Dendrimers are nanosized, monodisperse, highly branched polymers with well-defined topological structure which have attracted much attention for drug delivery recently. To further improve the performance of dendrimers in drug delivery, various functional dendrimers are developed by decorating the dendrimers with targeting agents, imaging agents, or stimuli-sensitive moieties. They show good biocompatibility, visibility, tumor targeting and stimuli-sensitive properties for drug or gene delivery. This chapter will focus on the design of multifunctional nanocarriers based on the dendrimers. Therefore, the chapter will provide the ideas for designing the dendrimers based nanocarriers for controllable drug delivery and let more people know the development of dendrimers for drug delivery in recent years.
TopIntroduction
In the recent years, significant progress has been achieved in the field of nanotechnology, especially in drug delivery (Shi, Votruba, Farokhzad, & Langer, 2010; Elsabahy & Wooley, 2012; Markman, Rekechenetskiy, Holler, & Ljubimova, 2013). Some traditional drugs have to face the drawbacks, such as poor aqueous solubility, undesired side-effects and low bioavailability (Allen & Cullis, 2013; Patel, Zhou, Piepmeier, & Saltzman, 2012), which dramatically decrease their applications in clinic. With the quick development of nanotechnology, numerous nanocarriers have been employed to solve these problems, because of their outstanding performance with targeting, delayed release, high solubility and dispensability. Most widely used nanocarriers based on polymers such as nanoparticles, micelles and liposomes are efficient, while they are metastable in vivo for the self-assembled nanocarriers and it is difficult to precisely control the size, structure and the surface properties of the nanocarriers (Markman et al., 2013; Torchilin, 2014). Furthermore, conventional polymers are typically polydisperse in molecular weight, resulting in poorly controlled the physicochemical properties of nanocarriers, which inevitably cause serious issues in pharmacokinetic study in clinical trials.

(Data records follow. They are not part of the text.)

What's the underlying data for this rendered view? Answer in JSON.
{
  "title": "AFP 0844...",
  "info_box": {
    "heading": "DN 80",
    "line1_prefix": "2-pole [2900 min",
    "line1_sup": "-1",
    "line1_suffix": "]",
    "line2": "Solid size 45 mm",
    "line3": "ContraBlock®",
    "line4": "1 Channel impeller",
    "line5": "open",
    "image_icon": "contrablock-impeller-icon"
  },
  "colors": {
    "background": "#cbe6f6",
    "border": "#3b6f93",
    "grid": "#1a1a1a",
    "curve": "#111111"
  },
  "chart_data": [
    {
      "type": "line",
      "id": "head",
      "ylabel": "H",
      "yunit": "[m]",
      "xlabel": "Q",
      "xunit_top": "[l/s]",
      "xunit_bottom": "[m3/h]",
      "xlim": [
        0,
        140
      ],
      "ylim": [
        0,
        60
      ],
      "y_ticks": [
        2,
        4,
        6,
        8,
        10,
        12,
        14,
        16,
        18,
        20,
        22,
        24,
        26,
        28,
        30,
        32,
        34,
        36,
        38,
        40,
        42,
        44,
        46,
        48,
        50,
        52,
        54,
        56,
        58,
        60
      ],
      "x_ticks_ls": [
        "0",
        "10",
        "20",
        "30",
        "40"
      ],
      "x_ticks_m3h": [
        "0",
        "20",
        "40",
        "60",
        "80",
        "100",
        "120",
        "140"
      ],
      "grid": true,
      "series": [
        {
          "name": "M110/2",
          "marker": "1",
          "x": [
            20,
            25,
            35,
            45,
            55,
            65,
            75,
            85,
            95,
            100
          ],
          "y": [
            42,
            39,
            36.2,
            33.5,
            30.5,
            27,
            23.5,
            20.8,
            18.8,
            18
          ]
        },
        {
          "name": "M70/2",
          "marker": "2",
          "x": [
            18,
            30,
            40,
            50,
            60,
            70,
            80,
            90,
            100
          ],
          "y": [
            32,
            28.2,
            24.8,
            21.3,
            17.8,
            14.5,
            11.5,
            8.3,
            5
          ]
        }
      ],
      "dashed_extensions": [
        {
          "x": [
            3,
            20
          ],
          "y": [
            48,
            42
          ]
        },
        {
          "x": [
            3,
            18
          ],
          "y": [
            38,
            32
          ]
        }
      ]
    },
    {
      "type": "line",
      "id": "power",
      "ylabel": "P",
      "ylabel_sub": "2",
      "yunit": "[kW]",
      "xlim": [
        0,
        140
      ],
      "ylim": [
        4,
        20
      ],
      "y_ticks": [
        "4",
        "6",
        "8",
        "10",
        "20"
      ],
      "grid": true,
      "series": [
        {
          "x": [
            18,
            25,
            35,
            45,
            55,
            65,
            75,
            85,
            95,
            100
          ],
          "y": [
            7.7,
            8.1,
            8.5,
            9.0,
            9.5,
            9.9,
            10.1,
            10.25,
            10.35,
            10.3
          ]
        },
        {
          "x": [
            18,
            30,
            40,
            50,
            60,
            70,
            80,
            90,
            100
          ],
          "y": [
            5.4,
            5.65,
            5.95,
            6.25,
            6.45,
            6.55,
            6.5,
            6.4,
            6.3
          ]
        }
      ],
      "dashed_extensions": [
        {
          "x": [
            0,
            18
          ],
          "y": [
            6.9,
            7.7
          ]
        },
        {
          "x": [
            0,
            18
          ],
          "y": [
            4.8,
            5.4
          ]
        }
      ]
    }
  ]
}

Contrast to the conventional polymers, dendrimers are nanosized, monodisperse, highly branched polymers with well-defined topological structure which have attracted much attention for drug delivery applications (Astruc, Boisselier, & Ornelas, 2010; Mintzer & Grinstaff, 2011). Most of them can improve the aqueous solubility and bioavailability of drugs by physically encapsulating in the voids or covalently attaching to the surface groups (D'Emanuele & Attwood, 2005). Dendrimers also have other advantages in drug delivery, such as stable structure, passive tumor targeting by enhanced penetration and retention (EPR) effect, large number of peripheral functional groups, monodisperse size, reproducible synthesis and hydrophobic interiors for drug encapsulation (Cheng, Zhao, Li, & Xu, 2011; Lee, MacKay, Fréchet, & Szoka, 2005; Medina & El-Sayed, 2009). In addition, the dendrimers are feasible modified by functional groups such as active targeting moieties, drugs, imaging agents and stimuli-sensitive elements (Cheng et al., 2011; Singh, Gupta, Asthana, & Jain, 2008). More importantly, the use of dendrimers as drug carriers has reproducible pharmacokinetics which plays a vital role for the drug delivery system in clinical application (Cheng et al., 2011).